Control Oriented Modeling of Gasoline Engines: A New Paradigm.
The advent of hybrid, flex fuel and smart vehicles has highlighted the need of an engine model suitable for a unified control and diagnostic framework. However, this may require a new engine modeling paradigm, deviating from traditional control oriented models and converging to first principle based models. These new developments have motivated the authors to bridge the prevailing gap between the existing control oriented engine models and the stringent requirements put up by new power-train architectures. In existing literature Mean Value Engine Models (MVEMs) are developed under a few assumptions and analogies. There exists a variety of approaches for evaluating the brake torque, however structure of engine speed dynamics remains the same. Though such a structure captures the mean value profile but builds an abstraction wall between model and the actual system. The said wall completely hides the aspects of crankshaft angular speed fluctuations, dynamics of multi-cylinders and others beneath its shadow. Among others, comprehensive control and diagnostic unification and derivation of the basis for model based cylinder-to-cylinder control are most prominent limitations.

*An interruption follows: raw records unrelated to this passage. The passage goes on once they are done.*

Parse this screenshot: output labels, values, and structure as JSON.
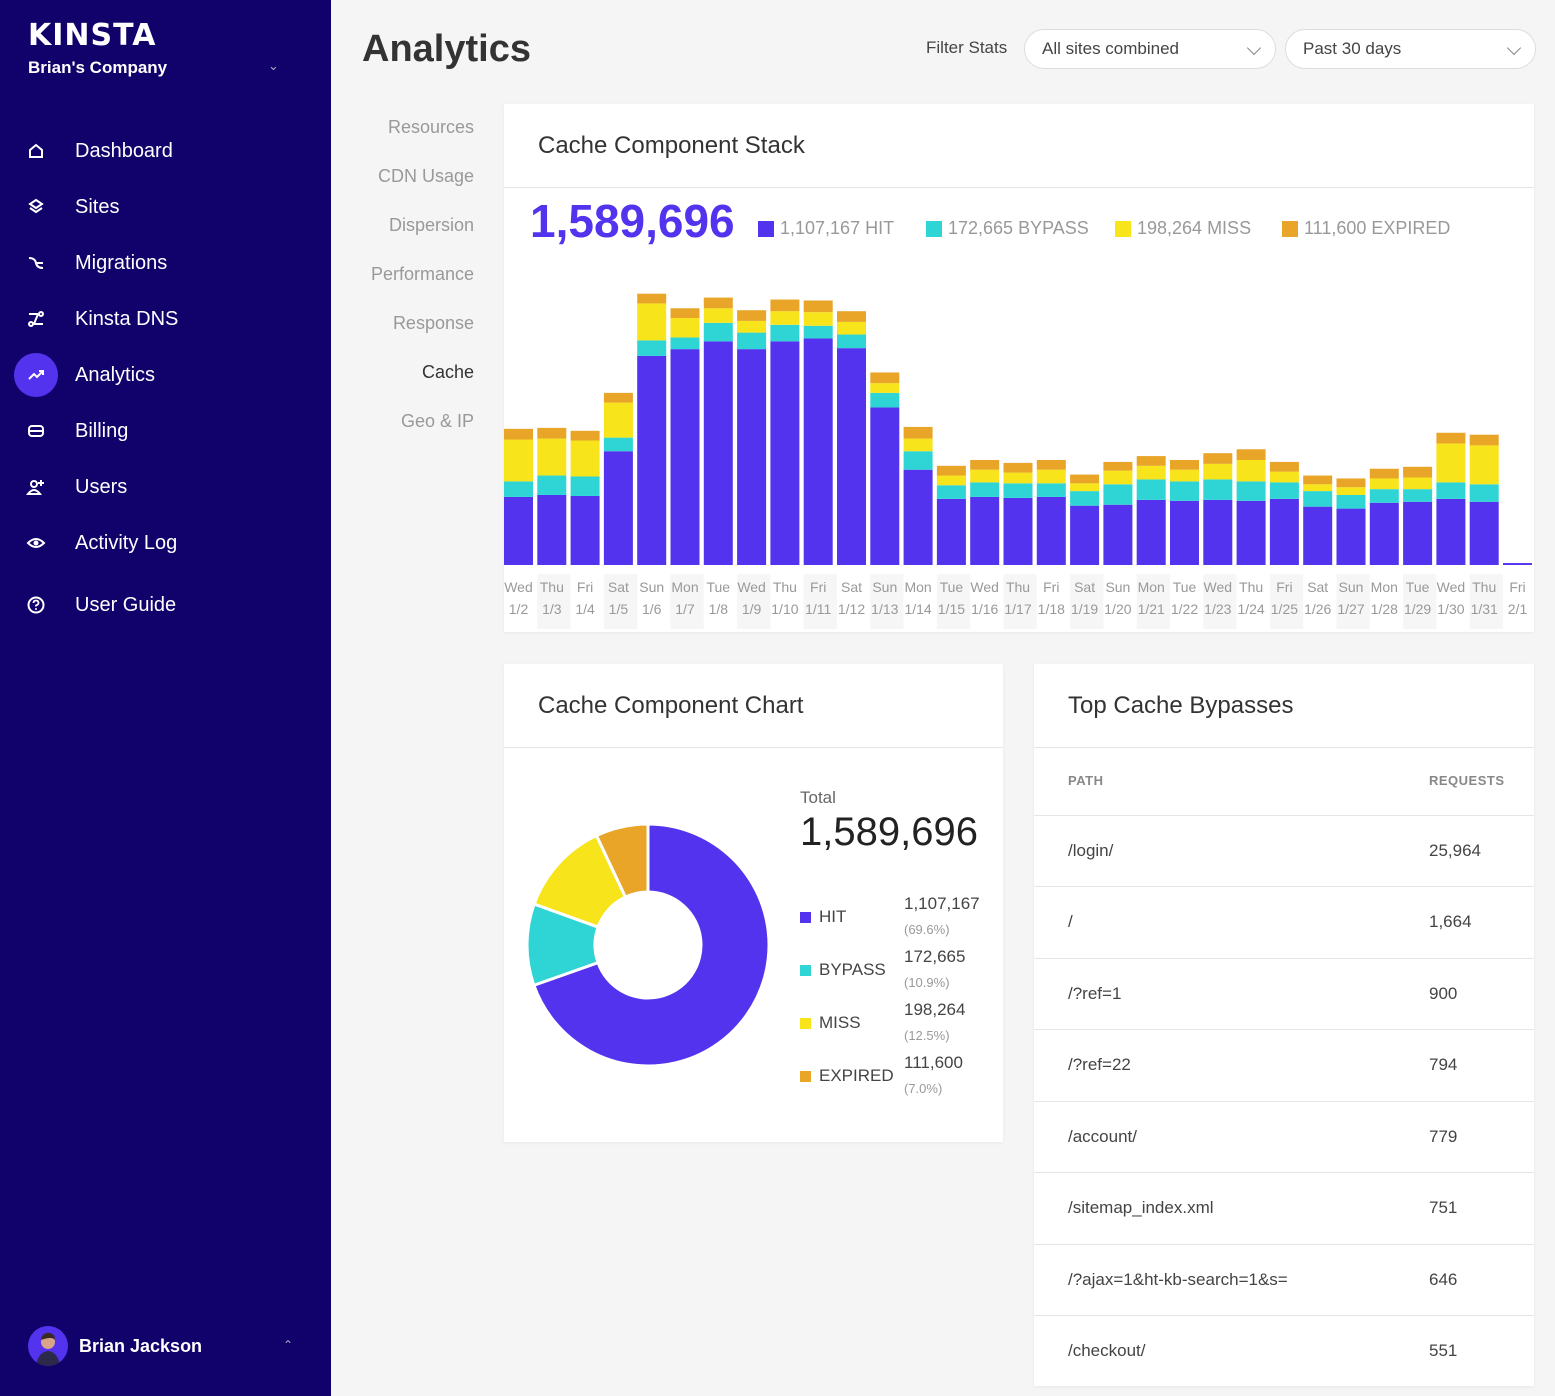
{
  "brand": {
    "logo": "KINSTA",
    "company": "Brian's Company"
  },
  "sidebar": {
    "items": [
      {
        "label": "Dashboard",
        "icon": "home-icon",
        "active": false
      },
      {
        "label": "Sites",
        "icon": "layers-icon",
        "active": false
      },
      {
        "label": "Migrations",
        "icon": "migration-icon",
        "active": false
      },
      {
        "label": "Kinsta DNS",
        "icon": "dns-icon",
        "active": false
      },
      {
        "label": "Analytics",
        "icon": "trend-icon",
        "active": true
      },
      {
        "label": "Billing",
        "icon": "card-icon",
        "active": false
      },
      {
        "label": "Users",
        "icon": "add-user-icon",
        "active": false
      },
      {
        "label": "Activity Log",
        "icon": "eye-icon",
        "active": false
      },
      {
        "label": "User Guide",
        "icon": "help-icon",
        "active": false
      }
    ],
    "user": "Brian Jackson"
  },
  "header": {
    "title": "Analytics",
    "filter_label": "Filter Stats",
    "site_select": "All sites combined",
    "range_select": "Past 30 days"
  },
  "subnav": [
    "Resources",
    "CDN Usage",
    "Dispersion",
    "Performance",
    "Response",
    "Cache",
    "Geo & IP"
  ],
  "subnav_active": "Cache",
  "colors": {
    "hit": "#5333ed",
    "bypass": "#2fd5d5",
    "miss": "#f7e41b",
    "expired": "#e8a528"
  },
  "stack": {
    "title": "Cache Component Stack",
    "total": "1,589,696",
    "legend": [
      {
        "text": "1,107,167 HIT",
        "color": "#5333ed"
      },
      {
        "text": "172,665 BYPASS",
        "color": "#2fd5d5"
      },
      {
        "text": "198,264 MISS",
        "color": "#f7e41b"
      },
      {
        "text": "111,600 EXPIRED",
        "color": "#e8a528"
      }
    ]
  },
  "chart_data": {
    "type": "bar",
    "stacked": true,
    "title": "Cache Component Stack",
    "categories": [
      "Wed 1/2",
      "Thu 1/3",
      "Fri 1/4",
      "Sat 1/5",
      "Sun 1/6",
      "Mon 1/7",
      "Tue 1/8",
      "Wed 1/9",
      "Thu 1/10",
      "Fri 1/11",
      "Sat 1/12",
      "Sun 1/13",
      "Mon 1/14",
      "Tue 1/15",
      "Wed 1/16",
      "Thu 1/17",
      "Fri 1/18",
      "Sat 1/19",
      "Sun 1/20",
      "Mon 1/21",
      "Tue 1/22",
      "Wed 1/23",
      "Thu 1/24",
      "Fri 1/25",
      "Sat 1/26",
      "Sun 1/27",
      "Mon 1/28",
      "Tue 1/29",
      "Wed 1/30",
      "Thu 1/31",
      "Fri 2/1"
    ],
    "series": [
      {
        "name": "HIT",
        "values": [
          70,
          72,
          71,
          117,
          215,
          222,
          230,
          222,
          230,
          233,
          223,
          162,
          98,
          68,
          70,
          69,
          70,
          61,
          62,
          67,
          66,
          67,
          66,
          68,
          60,
          58,
          64,
          65,
          68,
          65,
          2
        ]
      },
      {
        "name": "BYPASS",
        "values": [
          16,
          20,
          20,
          14,
          16,
          12,
          19,
          17,
          17,
          13,
          14,
          15,
          19,
          14,
          15,
          15,
          14,
          15,
          21,
          21,
          20,
          21,
          20,
          17,
          16,
          14,
          14,
          13,
          17,
          18,
          0
        ]
      },
      {
        "name": "MISS",
        "values": [
          43,
          38,
          37,
          36,
          38,
          20,
          15,
          12,
          14,
          14,
          13,
          10,
          13,
          10,
          13,
          11,
          14,
          8,
          14,
          14,
          12,
          16,
          22,
          11,
          7,
          8,
          11,
          12,
          40,
          40,
          0
        ]
      },
      {
        "name": "EXPIRED",
        "values": [
          11,
          11,
          10,
          10,
          10,
          10,
          11,
          11,
          12,
          12,
          11,
          11,
          12,
          10,
          10,
          10,
          10,
          9,
          9,
          10,
          10,
          11,
          11,
          10,
          9,
          9,
          10,
          11,
          11,
          11,
          0
        ]
      }
    ],
    "ylim": [
      0,
      290
    ]
  },
  "donut": {
    "title": "Cache Component Chart",
    "total_label": "Total",
    "total": "1,589,696",
    "rows": [
      {
        "label": "HIT",
        "value": "1,107,167",
        "pct": "(69.6%)",
        "fraction": 0.696,
        "color": "#5333ed"
      },
      {
        "label": "BYPASS",
        "value": "172,665",
        "pct": "(10.9%)",
        "fraction": 0.109,
        "color": "#2fd5d5"
      },
      {
        "label": "MISS",
        "value": "198,264",
        "pct": "(12.5%)",
        "fraction": 0.125,
        "color": "#f7e41b"
      },
      {
        "label": "EXPIRED",
        "value": "111,600",
        "pct": "(7.0%)",
        "fraction": 0.07,
        "color": "#e8a528"
      }
    ]
  },
  "bypasses": {
    "title": "Top Cache Bypasses",
    "col_path": "PATH",
    "col_requests": "REQUESTS",
    "rows": [
      {
        "path": "/login/",
        "requests": "25,964"
      },
      {
        "path": "/",
        "requests": "1,664"
      },
      {
        "path": "/?ref=1",
        "requests": "900"
      },
      {
        "path": "/?ref=22",
        "requests": "794"
      },
      {
        "path": "/account/",
        "requests": "779"
      },
      {
        "path": "/sitemap_index.xml",
        "requests": "751"
      },
      {
        "path": "/?ajax=1&ht-kb-search=1&s=",
        "requests": "646"
      },
      {
        "path": "/checkout/",
        "requests": "551"
      }
    ]
  }
}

To fill in the gap a new modeling strategy is presented in this thesis. The strategy takes into account the considerations of multi-cylinders and spatial orientation, without compromising the structural simplicity. The torque production subsystem is modeled by joining the model of torque producing mechanism and a simple closed form analytical gasoline engine cylinder pressure model. Model of the torque producing mechanism is derived using Constrained Lagrangian Equation of Motion, and is simplified to a suitable form to be integrated in overall engine model. An analytical gasoline engine cylinder pressure model is taken from literature and extended for a four cylinder engine, then integrated to the model of torque producing mechanism. Following such a modeling strategy unlike existing literature in control oriented gasoline engine models, torque production subsystem is not replaced by a continuously operating volumetric pump. As a result, the model vividly describes the crankshaft angular speed fluctuations and the dynamics introduced by multi cylinders. The employed physical principles give the global envelope of validity to the model. Thus the model describes dynamics of the healthy system, as well as system under faulty conditions, comprehensively. The proposed model is tuned and successfully validated. Pattern of crankshaft angular speed fluctuation for misfire in one cylinder is simulated and found closely matching to an actual engine misfire data.